Freshman Sen. Ron Johnson (R-Wis.) threatened once again this week to bring the Senate to a grinding halt if Democrats fails to produce a budget that can clear the upper chamber by April 15.

“If we haven’t passed a budget by April 15th this year, you can rest assured that on April 16th… I’ll start withholding my consent to draw attention to the issue that we have not passed a budget, that we are not seriously addressing the financial situation of this country,” said Johnson speaking at the Capitol. “It’s the minimum that the American people can expect or should expect.

“This is a national scandal,” continued Johnson. “[I]t is imperative that we get our federal budget under control. And the first step, the minimum thing that Congress should do, is follow the law that it passed to put discipline on itself and pass a budget.”

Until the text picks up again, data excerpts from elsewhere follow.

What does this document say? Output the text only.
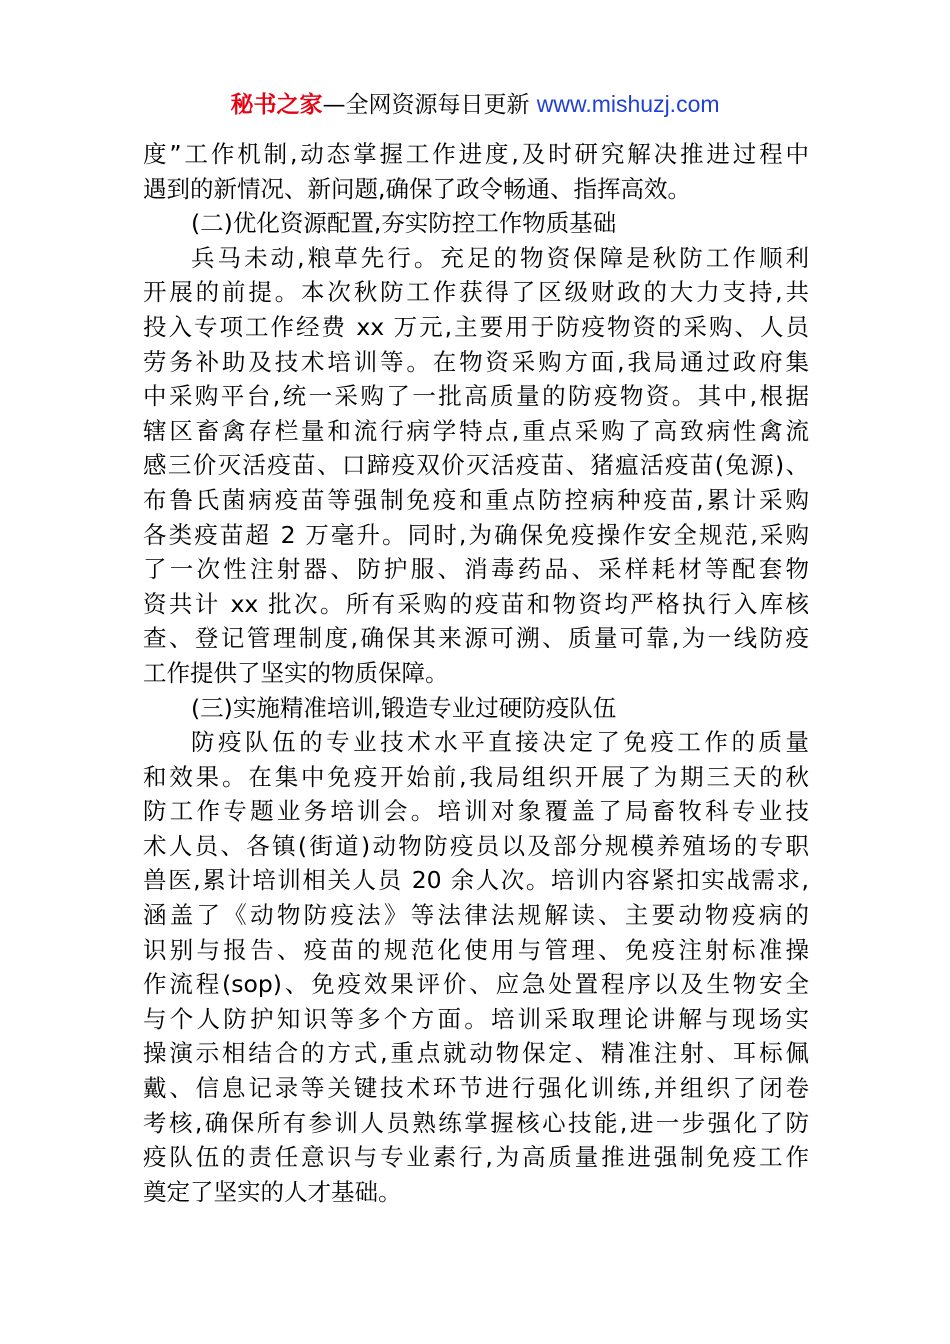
秘书之家—全网资源每日更新 www.mishuzj.com
度”工作机制,动态掌握工作进度,及时研究解决推进过程中
遇到的新情况、新问题,确保了政令畅通、指挥高效。
(二)优化资源配置,夯实防控工作物质基础
兵马未动,粮草先行。充足的物资保障是秋防工作顺利
开展的前提。本次秋防工作获得了区级财政的大力支持,共
投入专项工作经费 xx 万元,主要用于防疫物资的采购、人员
劳务补助及技术培训等。在物资采购方面,我局通过政府集
中采购平台,统一采购了一批高质量的防疫物资。其中,根据
辖区畜禽存栏量和流行病学特点,重点采购了高致病性禽流
感三价灭活疫苗、口蹄疫双价灭活疫苗、猪瘟活疫苗(兔源)、
布鲁氏菌病疫苗等强制免疫和重点防控病种疫苗,累计采购
各类疫苗超 2 万毫升。同时,为确保免疫操作安全规范,采购
了一次性注射器、防护服、消毒药品、采样耗材等配套物
资共计 xx 批次。所有采购的疫苗和物资均严格执行入库核
查、登记管理制度,确保其来源可溯、质量可靠,为一线防疫
工作提供了坚实的物质保障。
(三)实施精准培训,锻造专业过硬防疫队伍
防疫队伍的专业技术水平直接决定了免疫工作的质量
和效果。在集中免疫开始前,我局组织开展了为期三天的秋
防工作专题业务培训会。培训对象覆盖了局畜牧科专业技
术人员、各镇(街道)动物防疫员以及部分规模养殖场的专职
兽医,累计培训相关人员 20 余人次。培训内容紧扣实战需求,
涵盖了《动物防疫法》等法律法规解读、主要动物疫病的
识别与报告、疫苗的规范化使用与管理、免疫注射标准操
作流程(sop)、免疫效果评价、应急处置程序以及生物安全
与个人防护知识等多个方面。培训采取理论讲解与现场实
操演示相结合的方式,重点就动物保定、精准注射、耳标佩
戴、信息记录等关键技术环节进行强化训练,并组织了闭卷
考核,确保所有参训人员熟练掌握核心技能,进一步强化了防
疫队伍的责任意识与专业素行,为高质量推进强制免疫工作
奠定了坚实的人才基础。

Johnson was referring to the Congressional Budget Act of 1974, which requires the House and Senate to each pass budget resolutions with spending limits and revenue targets by April 15 for the next fiscal year.

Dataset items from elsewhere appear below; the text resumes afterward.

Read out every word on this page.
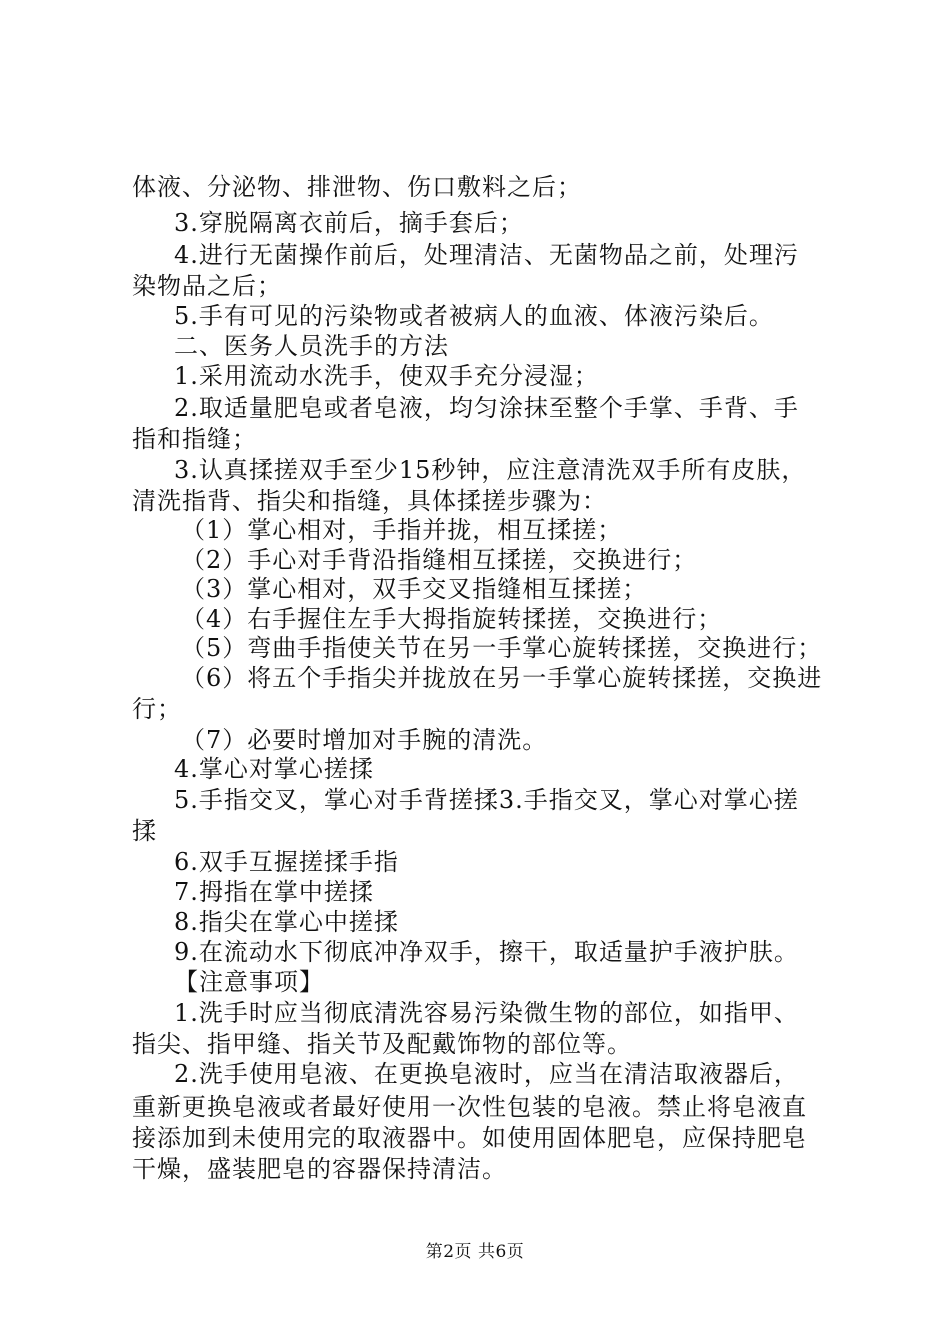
体液、分泌物、排泄物、伤口敷料之后；
3.穿脱隔离衣前后，摘手套后；
4.进行无菌操作前后，处理清洁、无菌物品之前，处理污
染物品之后；
5.手有可见的污染物或者被病人的血液、体液污染后。
二、医务人员洗手的方法
1.采用流动水洗手，使双手充分浸湿；
2.取适量肥皂或者皂液，均匀涂抹至整个手掌、手背、手
指和指缝；
3.认真揉搓双手至少15秒钟，应注意清洗双手所有皮肤，
清洗指背、指尖和指缝，具体揉搓步骤为：
（1）掌心相对，手指并拢，相互揉搓；
（2）手心对手背沿指缝相互揉搓，交换进行；
（3）掌心相对，双手交叉指缝相互揉搓；
（4）右手握住左手大拇指旋转揉搓，交换进行；
（5）弯曲手指使关节在另一手掌心旋转揉搓，交换进行；
（6）将五个手指尖并拢放在另一手掌心旋转揉搓，交换进
行；
（7）必要时增加对手腕的清洗。
4.掌心对掌心搓揉
5.手指交叉，掌心对手背搓揉3.手指交叉，掌心对掌心搓
揉
6.双手互握搓揉手指
7.拇指在掌中搓揉
8.指尖在掌心中搓揉
9.在流动水下彻底冲净双手，擦干，取适量护手液护肤。
【注意事项】
1.洗手时应当彻底清洗容易污染微生物的部位，如指甲、
指尖、指甲缝、指关节及配戴饰物的部位等。
2.洗手使用皂液、在更换皂液时，应当在清洁取液器后，
重新更换皂液或者最好使用一次性包装的皂液。禁止将皂液直
接添加到未使用完的取液器中。如使用固体肥皂，应保持肥皂
干燥，盛装肥皂的容器保持清洁。
第2页 共6页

Republicans in both chambers on Tuesday noted in advance of President Obama’s State of the Union address that it was by coincidence the 1,000-day anniversary of the last time Congress passed a budget by regular order.

Ranking member of the Senate Committee on the Budget Jeff Sessions (R-Ala.) suggested his Democratic counterpart Kent Conrad (D-N.D.) did not want to produce a concrete budget because it would reveal plans for out-of-control spending.

Conrad, however, hit back from the Senate floor arguing that the summer’s Budget Control Act included a budget for the next two years and in was in some respects more meaningful than a budget since it carries the force of law.

Johnson, however, dismissed that argument, claiming the Congressional Budget Act still needed to be satisfied with a real budget, passed by regular Senate order.

“It is a ridiculous notion to say that a hurried backroom deal replaces the budgeting process and committee markup in the Senate,” Johnson said. “Budgets aren’t just a single maximum number, but begin the process for Congress to identify the nation’s priorities and what resources will be spent to address them.”

Johnson has leveled several filibuster threats since entering the Senate last January, making good on at least one in June when he also objected to what he characterized as Democrats’ negligence on budgetary matters.

This article was published on The Hill.